A comet or asteroid crashing into Earth is widely believed to be responsible for the extinction of the dinosaurs--and many other animals and plants--65 million years ago. Now, a study suggests that a similar collision caused an even more dramatic event: the greatest mass extinction in Earth's history, 250 million years ago.
During the so-called Permian-Triassic (P-T) extinction, 90% of all marine species, including the last of the trilobites, abruptly disappeared. On land, pervasive extinctions opened the way for the rise of the dinosaurs. Many paleontologists presume it all had a single, abrupt cause, such as a gargantuan volcanic eruption or a cosmic impact. But no one had been able to implicate such a catastrophe by placing it at the geologic moment of extinction.
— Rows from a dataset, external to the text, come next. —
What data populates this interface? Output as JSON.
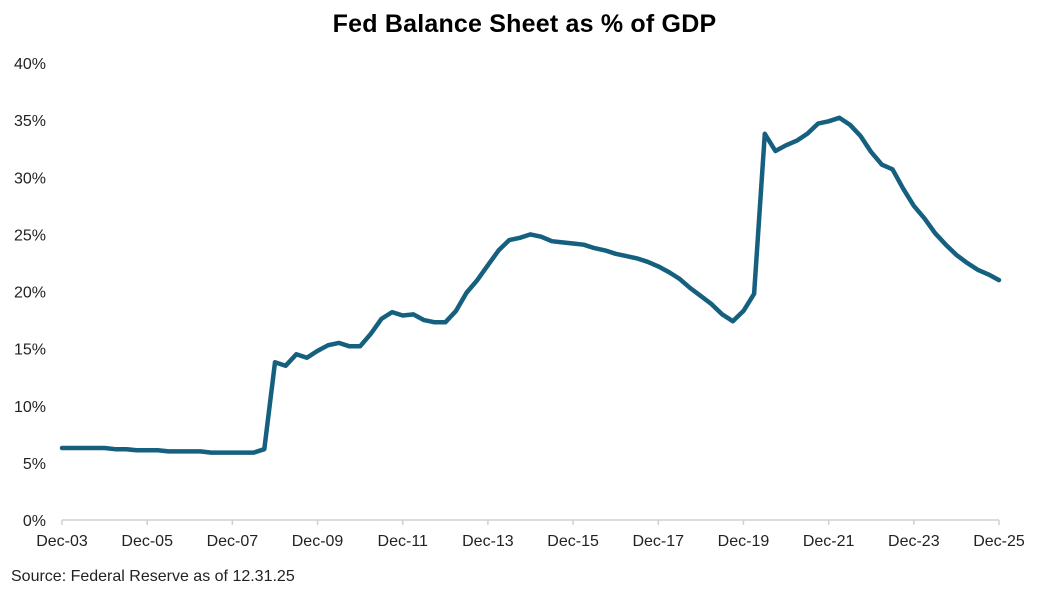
{
  "chart_data": {
    "type": "line",
    "title": "Fed Balance Sheet as % of GDP",
    "xlabel": "",
    "ylabel": "",
    "source": "Source: Federal Reserve as of 12.31.25",
    "ylim": [
      0,
      40
    ],
    "y_ticks": [
      "0%",
      "5%",
      "10%",
      "15%",
      "20%",
      "25%",
      "30%",
      "35%",
      "40%"
    ],
    "y_tick_values": [
      0,
      5,
      10,
      15,
      20,
      25,
      30,
      35,
      40
    ],
    "x_tick_labels": [
      "Dec-03",
      "Dec-05",
      "Dec-07",
      "Dec-09",
      "Dec-11",
      "Dec-13",
      "Dec-15",
      "Dec-17",
      "Dec-19",
      "Dec-21",
      "Dec-23",
      "Dec-25"
    ],
    "x_tick_years": [
      2003.917,
      2005.917,
      2007.917,
      2009.917,
      2011.917,
      2013.917,
      2015.917,
      2017.917,
      2019.917,
      2021.917,
      2023.917,
      2025.917
    ],
    "xlim": [
      2003.917,
      2025.917
    ],
    "grid": false,
    "legend": "none",
    "series": [
      {
        "name": "Fed Balance Sheet % of GDP",
        "color": "#16607f",
        "x_start": 2003.917,
        "x_step_years": 0.25,
        "values": [
          6.3,
          6.3,
          6.3,
          6.3,
          6.3,
          6.2,
          6.2,
          6.1,
          6.1,
          6.1,
          6.0,
          6.0,
          6.0,
          6.0,
          5.9,
          5.9,
          5.9,
          5.9,
          5.9,
          6.2,
          13.8,
          13.5,
          14.5,
          14.2,
          14.8,
          15.3,
          15.5,
          15.2,
          15.2,
          16.3,
          17.6,
          18.2,
          17.9,
          18.0,
          17.5,
          17.3,
          17.3,
          18.3,
          19.9,
          21.0,
          22.3,
          23.6,
          24.5,
          24.7,
          25.0,
          24.8,
          24.4,
          24.3,
          24.2,
          24.1,
          23.8,
          23.6,
          23.3,
          23.1,
          22.9,
          22.6,
          22.2,
          21.7,
          21.1,
          20.3,
          19.6,
          18.9,
          18.0,
          17.4,
          18.3,
          19.8,
          33.8,
          32.3,
          32.8,
          33.2,
          33.8,
          34.7,
          34.9,
          35.2,
          34.6,
          33.6,
          32.2,
          31.1,
          30.7,
          29.0,
          27.5,
          26.4,
          25.1,
          24.1,
          23.2,
          22.5,
          21.9,
          21.5,
          21.0
        ]
      }
    ]
  }
}
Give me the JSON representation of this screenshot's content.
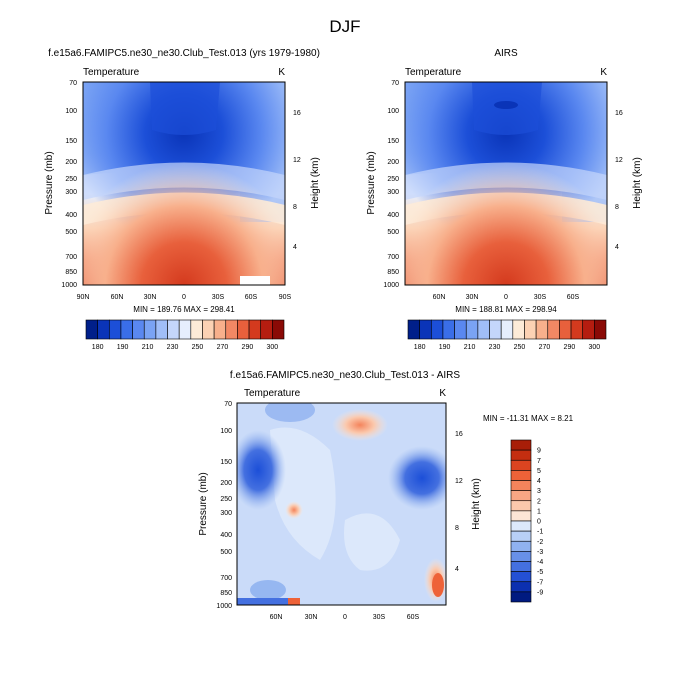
{
  "figure": {
    "title": "DJF"
  },
  "chart_data": [
    {
      "type": "heatmap",
      "title": "f.e15a6.FAMIPC5.ne30_ne30.Club_Test.013 (yrs 1979-1980)",
      "left_label": "Temperature",
      "right_label": "K",
      "ylabel": "Pressure (mb)",
      "ylabel_right": "Height (km)",
      "xticks": [
        "90N",
        "60N",
        "30N",
        "0",
        "30S",
        "60S",
        "90S"
      ],
      "yticks": [
        "70",
        "100",
        "150",
        "200",
        "250",
        "300",
        "400",
        "500",
        "700",
        "850",
        "1000"
      ],
      "height_ticks": [
        "16",
        "12",
        "8",
        "4"
      ],
      "stats": "MIN = 189.76   MAX = 298.41",
      "colorbar_labels": [
        "180",
        "190",
        "210",
        "230",
        "250",
        "270",
        "290",
        "300"
      ],
      "colorbar_colors": [
        "#001f8a",
        "#0a34b8",
        "#1c4fd8",
        "#3a6ee8",
        "#5a88f0",
        "#7aa3f4",
        "#a0bef8",
        "#c4d6fb",
        "#e6eefd",
        "#fdebd8",
        "#fcd2b4",
        "#f8b08c",
        "#f28864",
        "#e8603c",
        "#d43a1e",
        "#b51d10",
        "#8a0a06"
      ]
    },
    {
      "type": "heatmap",
      "title": "AIRS",
      "left_label": "Temperature",
      "right_label": "K",
      "ylabel": "Pressure (mb)",
      "ylabel_right": "Height (km)",
      "xticks": [
        "60N",
        "30N",
        "0",
        "30S",
        "60S"
      ],
      "yticks": [
        "70",
        "100",
        "150",
        "200",
        "250",
        "300",
        "400",
        "500",
        "700",
        "850",
        "1000"
      ],
      "height_ticks": [
        "16",
        "12",
        "8",
        "4"
      ],
      "stats": "MIN = 188.81   MAX = 298.94",
      "colorbar_labels": [
        "180",
        "190",
        "210",
        "230",
        "250",
        "270",
        "290",
        "300"
      ],
      "colorbar_colors": [
        "#001f8a",
        "#0a34b8",
        "#1c4fd8",
        "#3a6ee8",
        "#5a88f0",
        "#7aa3f4",
        "#a0bef8",
        "#c4d6fb",
        "#e6eefd",
        "#fdebd8",
        "#fcd2b4",
        "#f8b08c",
        "#f28864",
        "#e8603c",
        "#d43a1e",
        "#b51d10",
        "#8a0a06"
      ]
    },
    {
      "type": "heatmap",
      "title": "f.e15a6.FAMIPC5.ne30_ne30.Club_Test.013 - AIRS",
      "left_label": "Temperature",
      "right_label": "K",
      "ylabel": "Pressure (mb)",
      "ylabel_right": "Height (km)",
      "xticks": [
        "60N",
        "30N",
        "0",
        "30S",
        "60S"
      ],
      "yticks": [
        "70",
        "100",
        "150",
        "200",
        "250",
        "300",
        "400",
        "500",
        "700",
        "850",
        "1000"
      ],
      "height_ticks": [
        "16",
        "12",
        "8",
        "4"
      ],
      "stats": "MIN = -11.31   MAX =   8.21",
      "colorbar_labels": [
        "9",
        "7",
        "5",
        "4",
        "3",
        "2",
        "1",
        "0",
        "-1",
        "-2",
        "-3",
        "-4",
        "-5",
        "-7",
        "-9"
      ],
      "colorbar_colors": [
        "#a81e08",
        "#c42e10",
        "#dc4420",
        "#ee6238",
        "#f4845c",
        "#f8a684",
        "#fbc8ac",
        "#fde6d6",
        "#dce8fb",
        "#b8cff6",
        "#90b2f0",
        "#6890e8",
        "#4470e0",
        "#2450d4",
        "#0c30b0",
        "#001a80"
      ]
    }
  ]
}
Geochemist Luann Becker of the University of Washington in Seattle believes a cosmic impact may leave traces in the form of ball-shaped, pure-carbon molecules called fullerenes, which Becker has found in two meteorites. Now Becker and her colleagues have discovered fullerenes in P-T boundary rocks at sites in South China and southwest Japan, as they report in the 23 February issue of Science. Similar rocks just above or below the boundary didn't have the fullerenes.
The clincher, Becker says, lies inside. Because of their hollow structure, fullerenes can trap gas atoms like birds in a cage. Inside the P-T fullerenes, the researchers detected 50 times more helium-3 than above or below the boundary. The ratio of helium-3 to helium-4 entrapped there was typical of that found in meteorites--not in the atmosphere or rock. The same was true of the argon-40 to argon-36 ratio. The findings are "the best case for an extraterrestrial event coincident with the P-T extinction," Becker says.
Fullerene experts aren't sure that the molecules can survive billions of years. "The work of Luann Becker and colleagues has been a bit controversial," notes microscopist Peter Harris of the University of Reading, United Kingdom. Among noble gas workers, the reception has been warmer. Geochemist Kenneth Farley of the California Institute of Technology in Pasadena is astounded by the argon ratio: "I can't imagine how you could have any other interpretation" than an impacting meteorite that carried in the noble gases.